Research demonstrates that higher perceptions of academic support are not only strongly associated with higher reported grade point averages, but also with an increase in feeling safe at school and lower reported incidents of fighting and being bullied.
Social-emotional learning programs and school-based bullying interventions can also be key. Examples include increased teacher involvement and supervision and clear order and disciplinary policies that lead to stronger relationships among teachers, students, and their school.
Still work to be done
Zullig suggests there is still much work to done at the community and public policy levels, too.
“In an effort to encourage greater action from lawmakers, grass roots efforts led by capable advocacy groups must continue to point out successful examples from other industrialized nations where gun violence has been significantly reduced,” he said.

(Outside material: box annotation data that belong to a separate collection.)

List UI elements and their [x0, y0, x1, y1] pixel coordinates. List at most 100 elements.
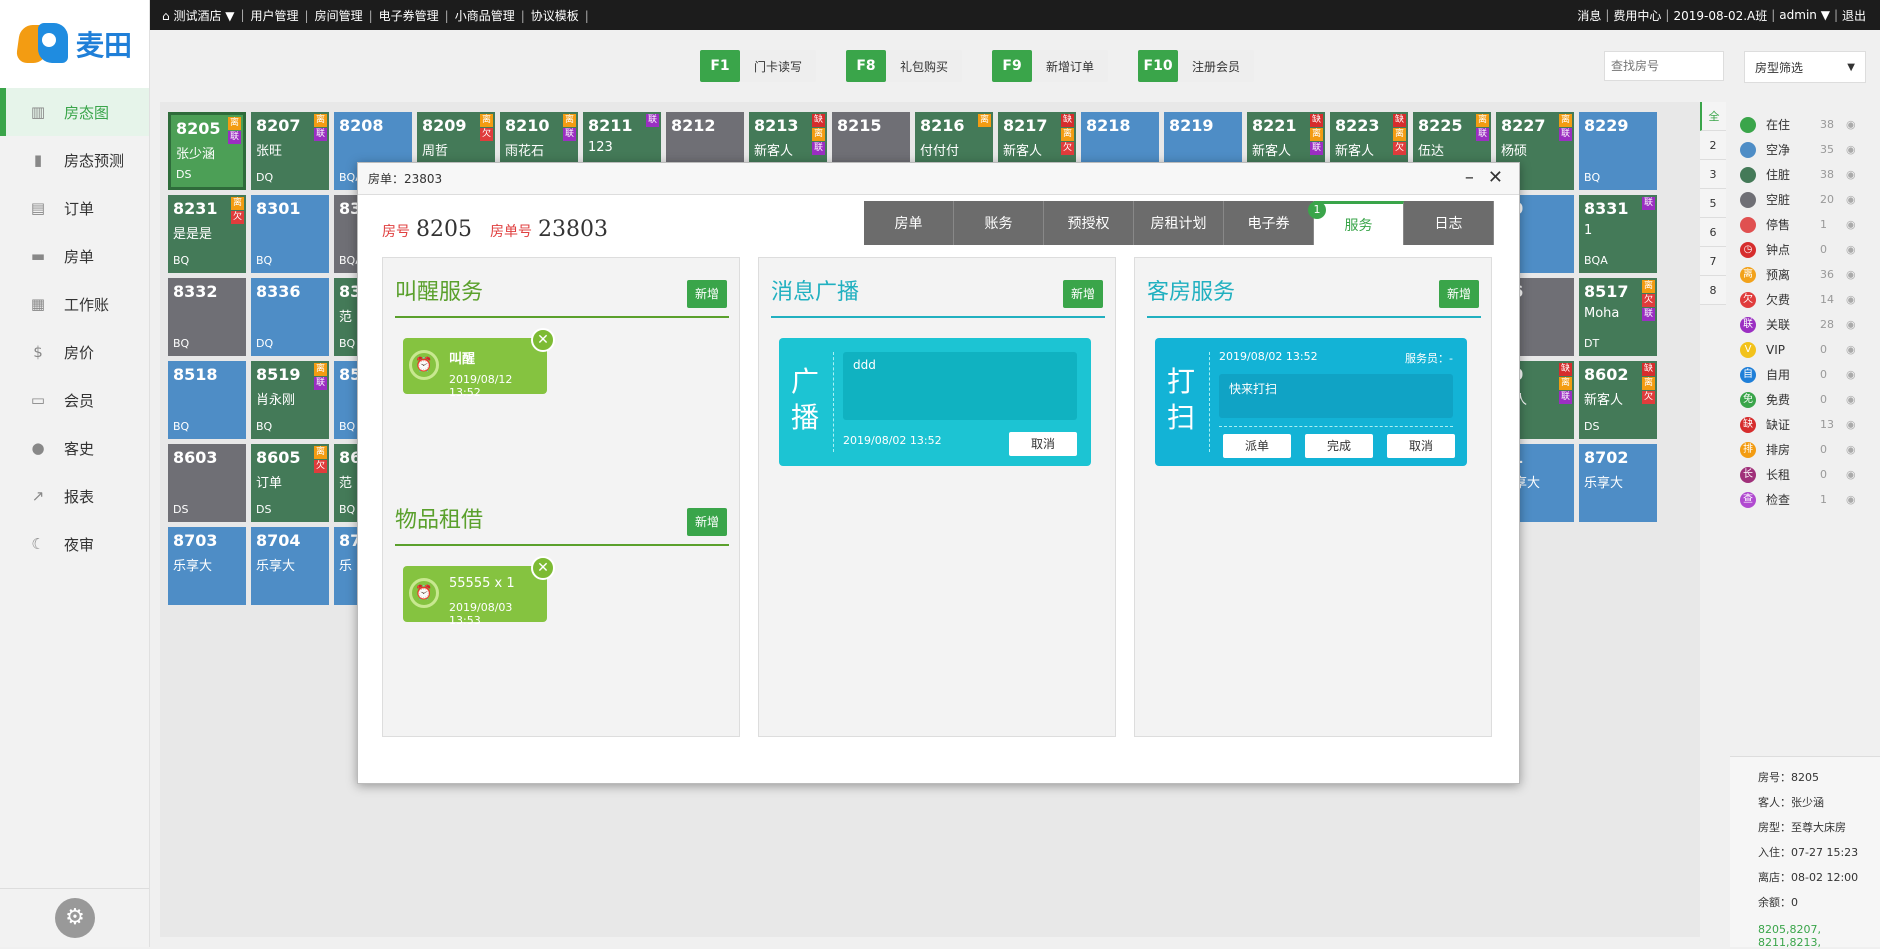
eye-icon[interactable]: ◉ — [1846, 393, 1856, 406]
eye-icon[interactable]: ◉ — [1846, 493, 1856, 506]
floor-tab-1[interactable]: 2 — [1700, 131, 1726, 160]
room-tile[interactable]: 8207 张旺 DQ 离联 — [251, 112, 329, 190]
add-housekeeping-button[interactable]: 新增 — [1439, 280, 1479, 308]
eye-icon[interactable]: ◉ — [1846, 468, 1856, 481]
tab-2[interactable]: 预授权 — [1044, 201, 1134, 245]
wake-card[interactable]: ⏰ 叫醒 2019/08/12 13:52 ✕ — [403, 328, 555, 399]
floor-tab-3[interactable]: 5 — [1700, 189, 1726, 218]
sidebar-item-6[interactable]: ▭ 会员 — [0, 376, 149, 424]
close-icon[interactable]: ✕ — [1488, 167, 1503, 188]
legend-item[interactable]: 离预离 36 ◉ — [1740, 262, 1870, 287]
room-tile[interactable]: 8205 张少涵 DS 离联 — [168, 112, 246, 190]
legend-item[interactable]: 自自用 0 ◉ — [1740, 362, 1870, 387]
add-wake-button[interactable]: 新增 — [687, 280, 727, 308]
room-tile[interactable]: 8301 BQ — [251, 195, 329, 273]
room-type-filter-select[interactable]: 房型筛选 ▼ — [1744, 51, 1866, 83]
housekeeping-cancel-button[interactable]: 取消 — [1387, 434, 1455, 458]
legend-item[interactable]: ◷ 钟点 0 ◉ — [1740, 237, 1870, 262]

He points to Japan as an example, where, in 2014, they experienced just six gun deaths compared to 33,599 in the United States – a milestone that could only be accomplished through a variety of policies, including mandatory educational training, written and shooting examinations, mental health and drug screenings, and criminal records searches.
And while not all of Japan’s policies would be possible in the United States, research suggests “child access protection laws display the strongest evidence of subsequent reductions in firearm deaths when compared to right-to-carry and stand your ground laws.”
“Our children are our most vulnerable national treasure,” Zullig said. “Given the evidence available to us, it’s clear there are steps we can take as a country to further protect them.”